In 2011, Lindsay Palazzolo, her husband Anthony and their daughters Anna and Charlotte bought a classic home in Nichols Hills and promptly gutted it right down to the studs. The reimagining took a year, and while it was happening, the family decamped to a nearby condominium to wait patiently for their new-old home to be reborn.
The living room initially had one small door, leading indirectly to a galley kitchen
“It took a year, because we contracted it ourselves, while we were working full time,” Lindsay says. She made her career in oil and gas, but her education is in architecture, and she’s had a passion for interior design since she was a girl. “I painted my room a different color every year when I was growing up. By the time I was 9, I was constantly rearranging my room – and it’s still my passion.”

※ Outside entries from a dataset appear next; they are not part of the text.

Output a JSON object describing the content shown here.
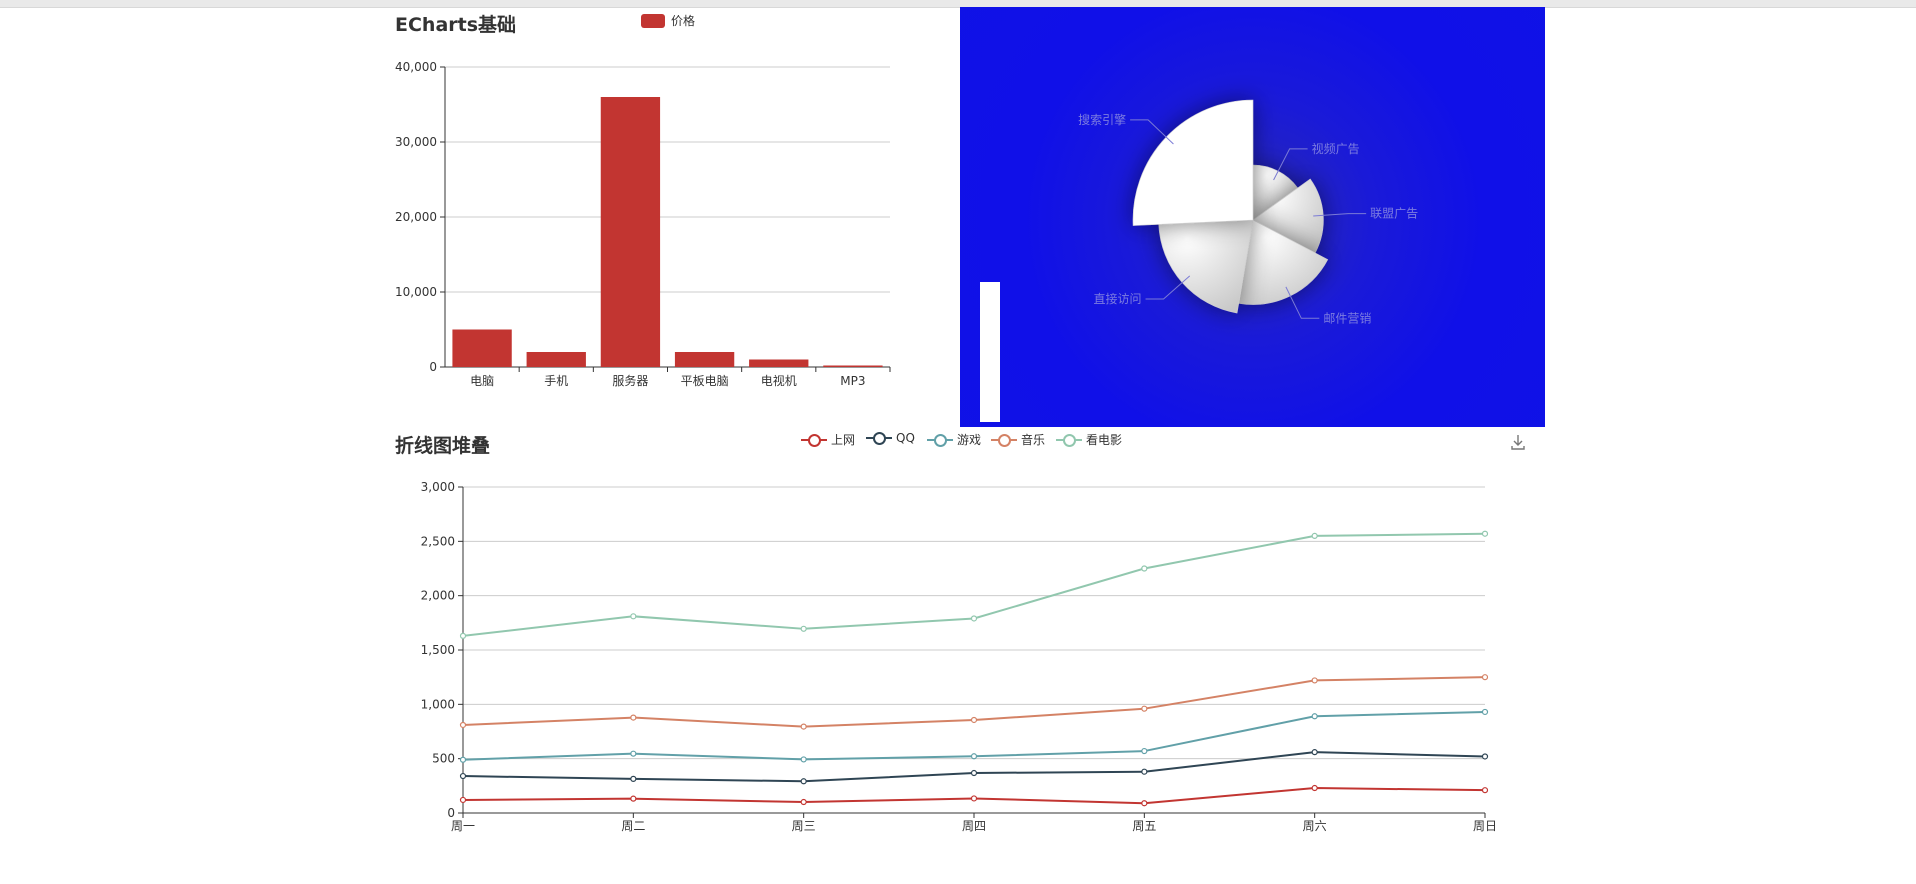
{
  "chart_data": [
    {
      "type": "bar",
      "title": "ECharts基础",
      "legend": [
        "价格"
      ],
      "legend_position": "top-center",
      "categories": [
        "电脑",
        "手机",
        "服务器",
        "平板电脑",
        "电视机",
        "MP3"
      ],
      "series": [
        {
          "name": "价格",
          "values": [
            5000,
            2000,
            36000,
            2000,
            1000,
            200
          ],
          "color": "#c23531"
        }
      ],
      "ylim": [
        0,
        40000
      ],
      "yticks": [
        "0",
        "10,000",
        "20,000",
        "30,000",
        "40,000"
      ],
      "grid": true
    },
    {
      "type": "pie",
      "background_color": "#0f12e6",
      "slices": [
        {
          "label": "视频广告",
          "value": 235
        },
        {
          "label": "联盟广告",
          "value": 274
        },
        {
          "label": "邮件营销",
          "value": 310
        },
        {
          "label": "直接访问",
          "value": 335
        },
        {
          "label": "搜索引擎",
          "value": 400
        }
      ],
      "roseType": "radius"
    },
    {
      "type": "line",
      "title": "折线图堆叠",
      "legend": [
        "上网",
        "QQ",
        "游戏",
        "音乐",
        "看电影"
      ],
      "legend_position": "top-center",
      "categories": [
        "周一",
        "周二",
        "周三",
        "周四",
        "周五",
        "周六",
        "周日"
      ],
      "ylim": [
        0,
        3000
      ],
      "yticks": [
        "0",
        "500",
        "1,000",
        "1,500",
        "2,000",
        "2,500",
        "3,000"
      ],
      "stacked": true,
      "series": [
        {
          "name": "上网",
          "color": "#c23531",
          "values": [
            120,
            132,
            101,
            134,
            90,
            230,
            210
          ]
        },
        {
          "name": "QQ",
          "color": "#2f4554",
          "values": [
            340,
            314,
            292,
            368,
            380,
            560,
            520
          ]
        },
        {
          "name": "游戏",
          "color": "#61a0a8",
          "values": [
            490,
            546,
            493,
            522,
            570,
            890,
            930
          ]
        },
        {
          "name": "音乐",
          "color": "#d48265",
          "values": [
            810,
            878,
            795,
            856,
            960,
            1220,
            1250
          ]
        },
        {
          "name": "看电影",
          "color": "#91c7ae",
          "values": [
            1630,
            1810,
            1695,
            1790,
            2250,
            2550,
            2570
          ]
        }
      ],
      "grid": true
    }
  ],
  "icons": {
    "toolbox": "download-icon"
  }
}
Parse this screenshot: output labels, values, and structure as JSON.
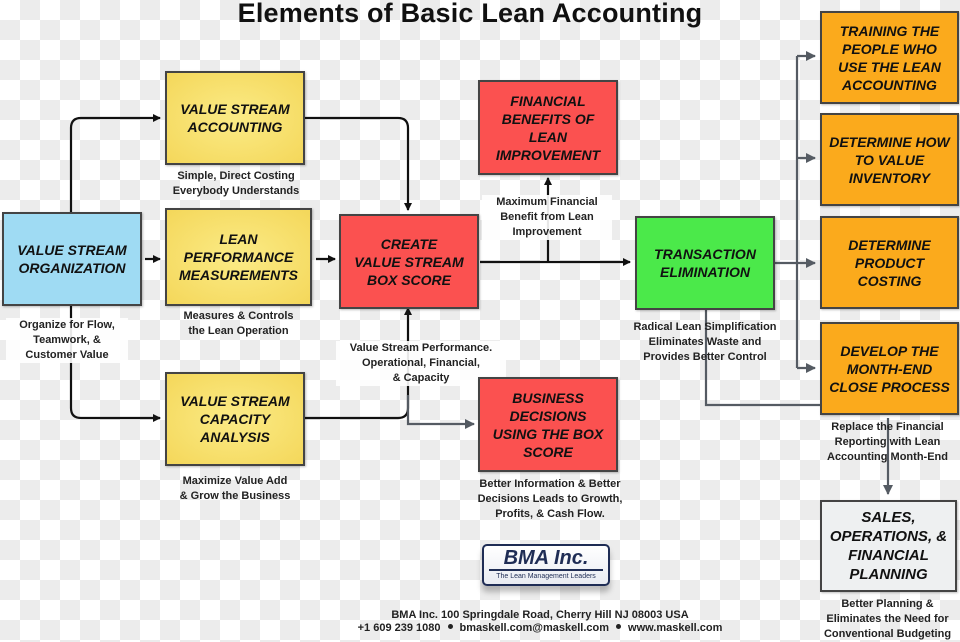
{
  "title": "Elements of Basic Lean Accounting",
  "boxes": {
    "vs_org": {
      "label": "VALUE STREAM\nORGANIZATION",
      "note": "Organize for Flow,\nTeamwork, &\nCustomer Value"
    },
    "vs_accounting": {
      "label": "VALUE STREAM\nACCOUNTING",
      "note": "Simple, Direct Costing\nEverybody Understands"
    },
    "lean_perf": {
      "label": "LEAN\nPERFORMANCE\nMEASUREMENTS",
      "note": "Measures & Controls\nthe Lean Operation"
    },
    "vs_capacity": {
      "label": "VALUE STREAM\nCAPACITY\nANALYSIS",
      "note": "Maximize Value Add\n& Grow the Business"
    },
    "box_score": {
      "label": "CREATE\nVALUE STREAM\nBOX SCORE",
      "note": "Value Stream Performance.\nOperational, Financial,\n& Capacity"
    },
    "financial_benefits": {
      "label": "FINANCIAL\nBENEFITS OF\nLEAN\nIMPROVEMENT",
      "note": "Maximum Financial\nBenefit from Lean\nImprovement"
    },
    "business_decisions": {
      "label": "BUSINESS\nDECISIONS\nUSING THE BOX\nSCORE",
      "note": "Better Information & Better\nDecisions Leads to Growth,\nProfits, & Cash Flow."
    },
    "transaction_elim": {
      "label": "TRANSACTION\nELIMINATION",
      "note": "Radical Lean Simplification\nEliminates Waste and\nProvides Better Control"
    },
    "training": {
      "label": "TRAINING THE\nPEOPLE WHO\nUSE THE LEAN\nACCOUNTING"
    },
    "inventory": {
      "label": "DETERMINE HOW\nTO VALUE\nINVENTORY"
    },
    "product_costing": {
      "label": "DETERMINE\nPRODUCT\nCOSTING"
    },
    "month_end": {
      "label": "DEVELOP THE\nMONTH-END\nCLOSE PROCESS",
      "note": "Replace the Financial\nReporting with Lean\nAccounting Month-End"
    },
    "sop": {
      "label": "SALES,\nOPERATIONS, &\nFINANCIAL\nPLANNING",
      "note": "Better Planning &\nEliminates the Need for\nConventional Budgeting"
    }
  },
  "colors": {
    "yellow": "#f4d75a",
    "red": "#fb5150",
    "blue": "#9fdbf3",
    "green": "#4be94a",
    "orange": "#fbaa1c",
    "grey": "#eef0f1",
    "brand_navy": "#1f2d55"
  },
  "logo": {
    "name": "BMA Inc.",
    "tagline": "The Lean Management Leaders"
  },
  "footer": {
    "address": "BMA Inc. 100 Springdale Road, Cherry Hill NJ 08003 USA",
    "phone": "+1 609 239 1080",
    "email": "bmaskell.com@maskell.com",
    "website": "www.maskell.com"
  }
}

Palazzolo retired from the oil business and has gone back to her roots: design. Her new enterprise, ZZolo Design, focuses on residential interior design and decorating.
The kitchen opens into a family room (middle) that is at once spacious and cozy. Darker neutrals are the name of the game. Leather, brocade, wood, velvet, metal, stone and basketry combine, making this space a feast for the senses. Art and accessories enhance smaller niches (left and right) with a sense of airiness.
The original homeowners’ household had three daughters, and there were enough bedrooms on the first floor for everyone, so with the exception of a utility room, the entire second story was closed off and unfinished. The Palazzolos bought the house from one of those daughters, who had recently begun framing in a master suite upstairs, following the home’s original floor plans.
What once was a dining room now serves as Lindsay’s ZZolo Designs HQ. She wanted a bright, light-filled office, and the dining room had everything she wanted. Fortunately, the large family room is spacious enough for family dining.
Around the same time that the owner’s daughter was preparing to sell the Palazzolos’ now-home, Lindsay and her brood were happily living in Edgemere Park. But fickle fate intervened when a real estate friend of Lindsay’s called one day out of the blue. “She said, ‘I’ve got a client and I’d like to show them your house,’” she says. After seeing it, and although it wasn’t for sale, the clients were smitten, and asked the Palazzolos to name their price. After some stressful negotiations, including a busted appraisal and, finally, a cash offer, the deal was done. Shortly thereafter the Nichols Hills home, which had been patiently waiting for someone to breathe it back to life, was reborn.